『日本の現代写真を語る』 金子隆一著、飯沢耕太郎編著


18.8 × 13 cm pp.338
---

 全日本学生写真連盟に参加され、撮る人ではなく写真に関わる人に進んだ金子隆一さんが亡くなられて3年が経とうとしている。上掲の書は昨年末に仲間である飯沢耕太郎さんらがインタビューなどを纏めたもので、他に築地仁、山崎信、岡崎章子、荒井宏子、山口孝子、石田克哉の発言が収録されている。梓出版社、2023年12月25日刊、(定価2700円+消費税)

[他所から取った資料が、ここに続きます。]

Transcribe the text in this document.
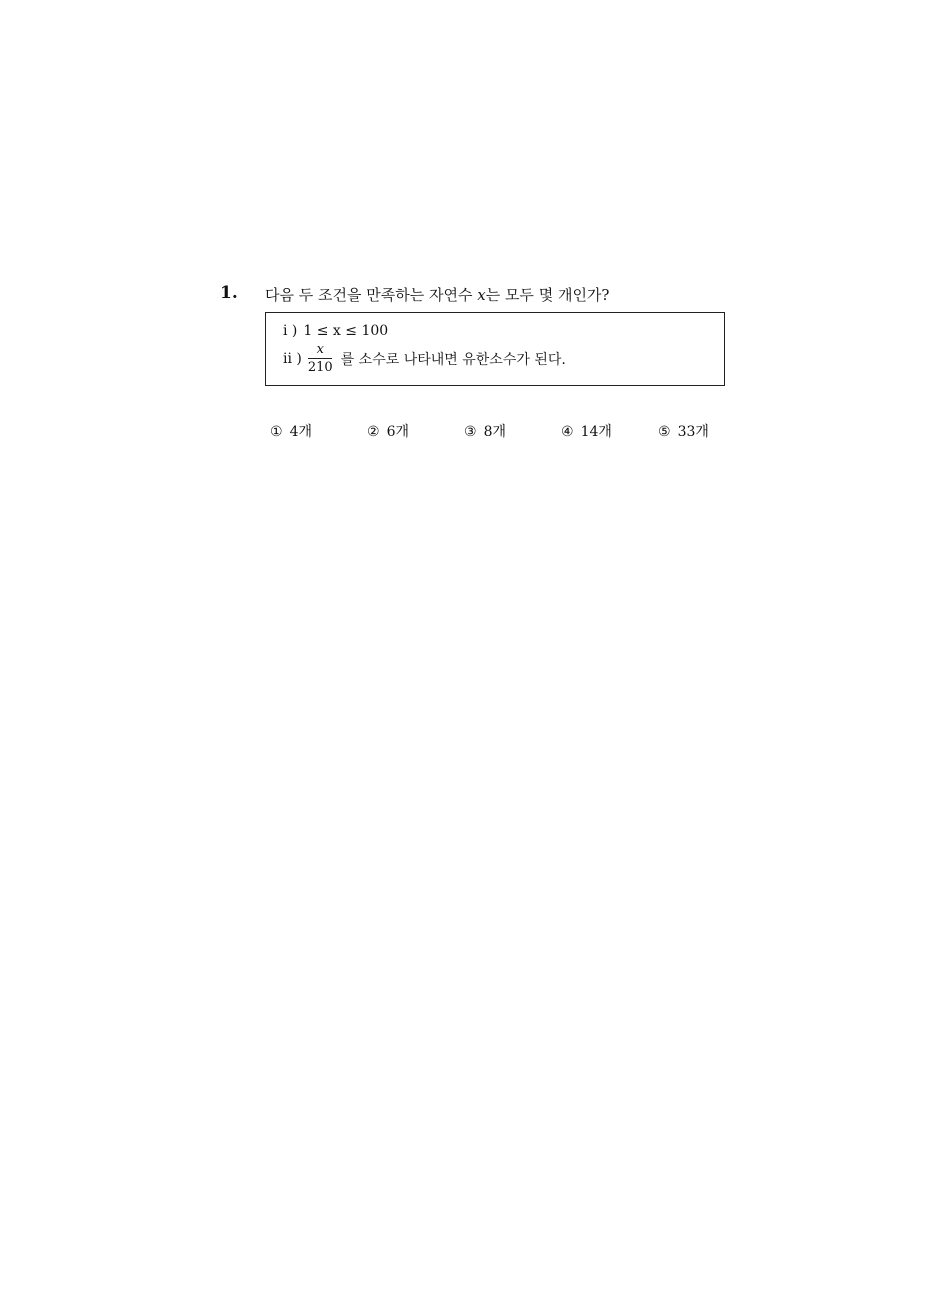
1. 다음 두 조건을 만족하는 자연수 x는 모두 몇 개인가?
i ) 1 ≤ x ≤ 100
ii ) $\frac{x}{210}$ 를 소수로 나타내면 유한소수가 된다.
① 4개	② 6개	③ 8개	④ 14개	⑤ 33개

 彼の写真に対する姿勢と情熱、写真表現が社会に評価を得ていく過程を理解する絶好の読み物になっている。小生の半生に重なる部分も多く、久しぶりに付箋をつけてしまった。例えば「大学生の時になんとなくわかっていたことは、このお寺で父と僕の生計を同時に成り立たせることはできないということです」(25頁)「一人の学芸員が担当する展覧会の頻度は、二年に一回のペースがいちばん望ましい」(290頁) 「写真集こそが写真表現の最良の形だと考えられていた」(300頁) そして、東京都写真美術館の館長をされていた福原義春さんへの回想「とくにこだわったのが展覧会のタイトルです」(309頁) 等々、多すぎて転記できません。